Substituting \({\rm{u}}\) to function\(_{\rm{0}}^{\rm{a}}{\rm{x}}\sqrt {{{\rm{a}}^{\rm{2}}}{\rm{ - }}{{\rm{x}}^{\rm{2}}}} {\rm{dx}}\).

\(\begin{array}{c}{\rm{x}}\sqrt {{{\rm{a}}^{\rm{2}}}{\rm{ - }}{{\rm{x}}^{\rm{2}}}} {\rm{dx = }}{{\rm{a}}^{\rm{2}}}\sqrt {\rm{u}} {\rm{ - }}\frac{{{\rm{du}}}}{{\rm{2}}}\\{\rm{ = - }}\frac{{\rm{1}}}{{\rm{2}}}{\rm{ \times }}{{\rm{u}}^{{\rm{1/2}}}}{\rm{du}}\\{\rm{ = - }}{\left. {\frac{{\rm{1}}}{{\rm{2}}}\frac{{{{\rm{u}}^{\frac{{\rm{3}}}{{\rm{2}}}}}}}{{\frac{{\rm{3}}}{{\rm{2}}}}}} \right|_{{{\rm{a}}^{\rm{2}}}}}\\{\rm{ = - }}{\left. {\frac{{\rm{1}}}{{\rm{3}}}{{\rm{u}}^{\frac{{\rm{3}}}{{\rm{2}}}}}} \right|_{{{\rm{a}}^{\rm{2}}}}}\\{\rm{ = - }}\frac{{\rm{1}}}{{\rm{3}}}{{\rm{0}}^{\frac{{\rm{3}}}{{\rm{2}}}}}{\rm{ - }}{\left( {{{\rm{a}}^{\rm{2}}}} \right)^{\frac{{\rm{3}}}{{\rm{2}}}}}\\{\rm{ = - }}\frac{{\rm{1}}}{{\rm{3}}}{\rm{ - }}{{\rm{a}}^{\rm{3}}}\\{\rm{ = }}\frac{{\rm{1}}}{{\rm{3}}}{{\rm{a}}^{\rm{3}}}\end{array}\)

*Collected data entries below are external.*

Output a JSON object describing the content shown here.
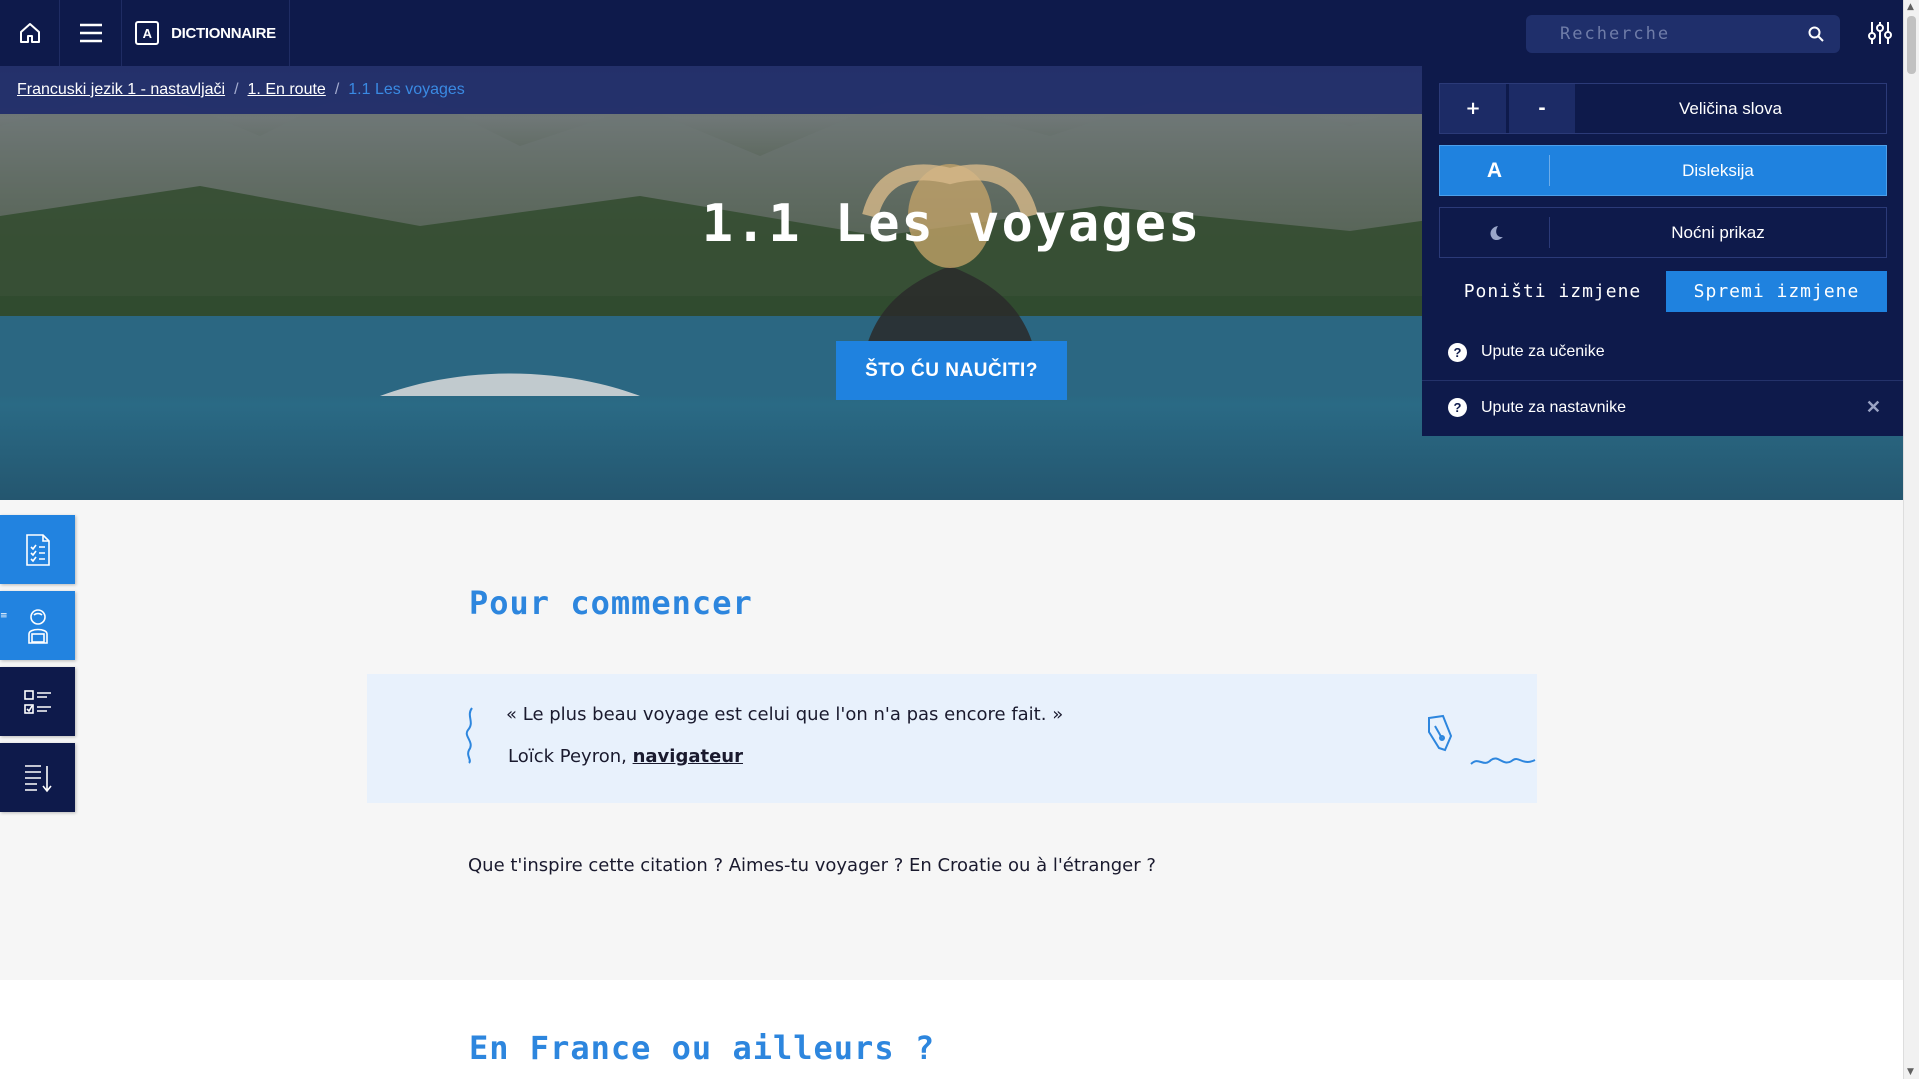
{
  "topbar": {
    "dictionary_label": "DICTIONNAIRE",
    "dictionary_badge": "A",
    "search_placeholder": "Recherche"
  },
  "breadcrumb": {
    "items": [
      "Francuski jezik 1 - nastavljači",
      "1. En route"
    ],
    "current": "1.1 Les voyages",
    "separator": "/"
  },
  "hero": {
    "title": "1.1 Les voyages",
    "button_label": "ŠTO ĆU NAUČITI?"
  },
  "settings_panel": {
    "font_increase": "+",
    "font_decrease": "-",
    "font_size_label": "Veličina slova",
    "dyslexia_icon": "A",
    "dyslexia_label": "Disleksija",
    "dyslexia_active": true,
    "night_label": "Noćni prikaz",
    "reset_label": "Poništi izmjene",
    "save_label": "Spremi izmjene",
    "help_students": "Upute za učenike",
    "help_teachers": "Upute za nastavnike",
    "help_icon": "?",
    "close_icon": "✕"
  },
  "side_tools": [
    "document-checklist-icon",
    "student-icon",
    "checklist-icon",
    "sort-list-icon"
  ],
  "content": {
    "section1_title": "Pour commencer",
    "quote_text": "« Le plus beau voyage est celui que l'on n'a pas encore fait. »",
    "quote_author": "Loïck Peyron, ",
    "quote_author_role": "navigateur",
    "paragraph": "Que t'inspire cette citation ? Aimes-tu voyager ? En Croatie ou à l'étranger ?",
    "section2_title": "En France ou ailleurs ?"
  },
  "colors": {
    "navy": "#0e1a4b",
    "accent_blue": "#1f82df",
    "heading_blue": "#2d86de",
    "quote_bg": "#e8f1fc"
  }
}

Hence the value\(\int_{\rm{0}}^{\rm{a}} {\rm{x}} \sqrt {{{\rm{a}}^{\rm{2}}}{\rm{ - }}{{\rm{x}}^{\rm{2}}}} {\rm{dx = }}\frac{{\rm{1}}}{{\rm{3}}}{{\rm{a}}^{\rm{3}}}\).